Мы расстались в середине лета. В конце мая следующего года мне приснился сон — из тех, что не снились уже давно.
Я сижу за столом в темной комнате. На моих щеках поблескивают дорожки слез. Я молчу, но даже во сне ощущаю сердечную боль. Боль потери. Передо мной на столе старинный бронзовый подсвечник. В нем — две горящие свечи.
Я точно знаю, что, кроме меня, в доме никого нет, но неожиданно из мрака выступает туманная фигура. Фигура мужчины, закутанного в длинный плащ. Монах? Пришелец, пожелавший остаться неузнанным?
Я вижу его руку, протянутую над столом. Только руку. И эта рука на моих глазах зачем-то меняет местами горящие свечи. Та, что была слева, оказывается справа, и наоборот. Что это значит? Я чувствую, что близка к разгадке, ответ где-то рядом.
Я знала это, знала. Я знала, и, значит, вспомню. Прямо сейчас мне мешает вспомнить сверкнувшая на его запястье безделушка... сверкнувшая из широкого рукава плаща... в ту минуту, когда он переставлял свечи... БРАСЛЕТ.
Проснувшись, я заметалась по комнате. Я знаю, о боже, я помню. Что же я помню? Это так близко... Господи, ну, помоги же мне, хотя бы одну подсказку...
Кошка спрыгнула со шкафа на письменный стол, заскользила когтями по глянцевой обложке лежащего на краю журнала и сбросила его на пол. Журнал «ОМ», кажется, прошлогодний. На обложке какой-то тип в майке без рукавов, какой-то неизвестный мне актер или певец с татуировкой на левом плече.
Татуировка в виде зеленого змея, обвивающего Т-образный крест.
Ох, ну как же... Я села на пол и расплакалась.

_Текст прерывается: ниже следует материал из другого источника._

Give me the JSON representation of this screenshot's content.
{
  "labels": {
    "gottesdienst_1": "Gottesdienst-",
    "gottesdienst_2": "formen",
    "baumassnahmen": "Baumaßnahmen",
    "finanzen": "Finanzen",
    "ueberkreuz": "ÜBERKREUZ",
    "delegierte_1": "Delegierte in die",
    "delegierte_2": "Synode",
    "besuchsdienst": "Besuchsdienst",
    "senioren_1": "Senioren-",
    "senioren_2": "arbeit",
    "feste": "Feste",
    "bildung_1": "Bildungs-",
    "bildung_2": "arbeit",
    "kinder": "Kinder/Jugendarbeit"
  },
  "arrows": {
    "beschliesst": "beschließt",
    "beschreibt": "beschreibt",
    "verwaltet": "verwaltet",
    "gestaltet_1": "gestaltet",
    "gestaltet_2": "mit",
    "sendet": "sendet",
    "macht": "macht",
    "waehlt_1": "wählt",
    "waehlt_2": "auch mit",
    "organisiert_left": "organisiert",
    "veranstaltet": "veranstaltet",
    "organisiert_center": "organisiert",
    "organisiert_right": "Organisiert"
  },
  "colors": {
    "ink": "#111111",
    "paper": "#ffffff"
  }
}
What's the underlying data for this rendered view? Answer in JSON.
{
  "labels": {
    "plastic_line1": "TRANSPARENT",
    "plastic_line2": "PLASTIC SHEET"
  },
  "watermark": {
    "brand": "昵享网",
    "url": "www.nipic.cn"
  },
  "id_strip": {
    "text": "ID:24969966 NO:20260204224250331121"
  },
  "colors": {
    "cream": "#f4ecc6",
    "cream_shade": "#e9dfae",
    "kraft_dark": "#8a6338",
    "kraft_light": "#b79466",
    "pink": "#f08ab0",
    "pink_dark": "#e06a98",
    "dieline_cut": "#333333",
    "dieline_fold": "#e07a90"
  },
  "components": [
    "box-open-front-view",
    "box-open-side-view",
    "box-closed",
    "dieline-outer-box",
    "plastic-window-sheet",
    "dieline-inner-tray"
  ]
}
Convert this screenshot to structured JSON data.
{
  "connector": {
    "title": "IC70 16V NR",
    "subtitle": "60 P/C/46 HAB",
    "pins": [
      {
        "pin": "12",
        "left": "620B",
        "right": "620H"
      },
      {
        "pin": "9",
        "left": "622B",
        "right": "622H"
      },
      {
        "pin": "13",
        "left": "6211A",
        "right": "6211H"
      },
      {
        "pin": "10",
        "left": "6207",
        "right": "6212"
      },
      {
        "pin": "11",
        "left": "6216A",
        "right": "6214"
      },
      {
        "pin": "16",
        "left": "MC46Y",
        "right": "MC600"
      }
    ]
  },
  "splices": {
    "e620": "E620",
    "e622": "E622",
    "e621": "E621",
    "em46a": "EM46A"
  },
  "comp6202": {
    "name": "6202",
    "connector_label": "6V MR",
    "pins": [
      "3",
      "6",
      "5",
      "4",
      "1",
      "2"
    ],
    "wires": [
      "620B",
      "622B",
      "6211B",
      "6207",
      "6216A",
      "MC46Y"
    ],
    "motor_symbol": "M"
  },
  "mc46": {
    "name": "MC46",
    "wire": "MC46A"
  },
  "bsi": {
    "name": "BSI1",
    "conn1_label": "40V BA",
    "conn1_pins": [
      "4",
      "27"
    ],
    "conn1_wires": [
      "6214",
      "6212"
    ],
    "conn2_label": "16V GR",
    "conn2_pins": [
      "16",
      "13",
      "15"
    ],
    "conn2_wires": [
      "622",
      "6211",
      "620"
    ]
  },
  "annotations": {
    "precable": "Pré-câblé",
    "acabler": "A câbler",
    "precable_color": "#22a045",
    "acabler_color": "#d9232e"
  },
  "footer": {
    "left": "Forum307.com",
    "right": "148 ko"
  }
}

Наш разговор в аэропорту!
...и когда он во время беседы сменил местами две свечи на столе, я все понял, я почувствовал, что он во мнепереставил свечи и я стал другим человеком...
В мае этого года, пятнадцатого числа, я села в самолет, вылетающий рейсом 1770 Москва — Ираклион, достала из сумки плеер, надела наушники, откинулась в кресле, закрыла глаза... Три с половиной часа полета. Достаточно, чтобы освежить в памяти краткий лингафонный курс греческого языка.
Я слушала слова и вспоминала, как произносил их Нейл. Но боли не было. Только тихая радость оттого, что все эти бесценные сокровища достались мне, а не кому-то еще.
Свечи макифим переставлены. С тех пор у меня, если можно так выразиться, сердце в голове, а мозг в груди.
Он сдержал свое слово. Очередь за мной.
...своей силой человеку такого не совершить. Если кто-то оттуда, с другой стороны, не переставит свечи, нам это не по плечу
[66].
Самолет совершил посадку в аэропорту города Ираклион в тринадцать тридцать.
В пятнадцать тридцать я переступила порог маленького белого домика на окраине Аделе, а в семнадцать ноль-ноль уже мчалась на своей славной малютке «киа-пиканто» на запад, на Рефимно, затем на юг, не доезжая Спили, до поворота на Агиос-Василиос, затем снова на запад... в Хора-Сфакион.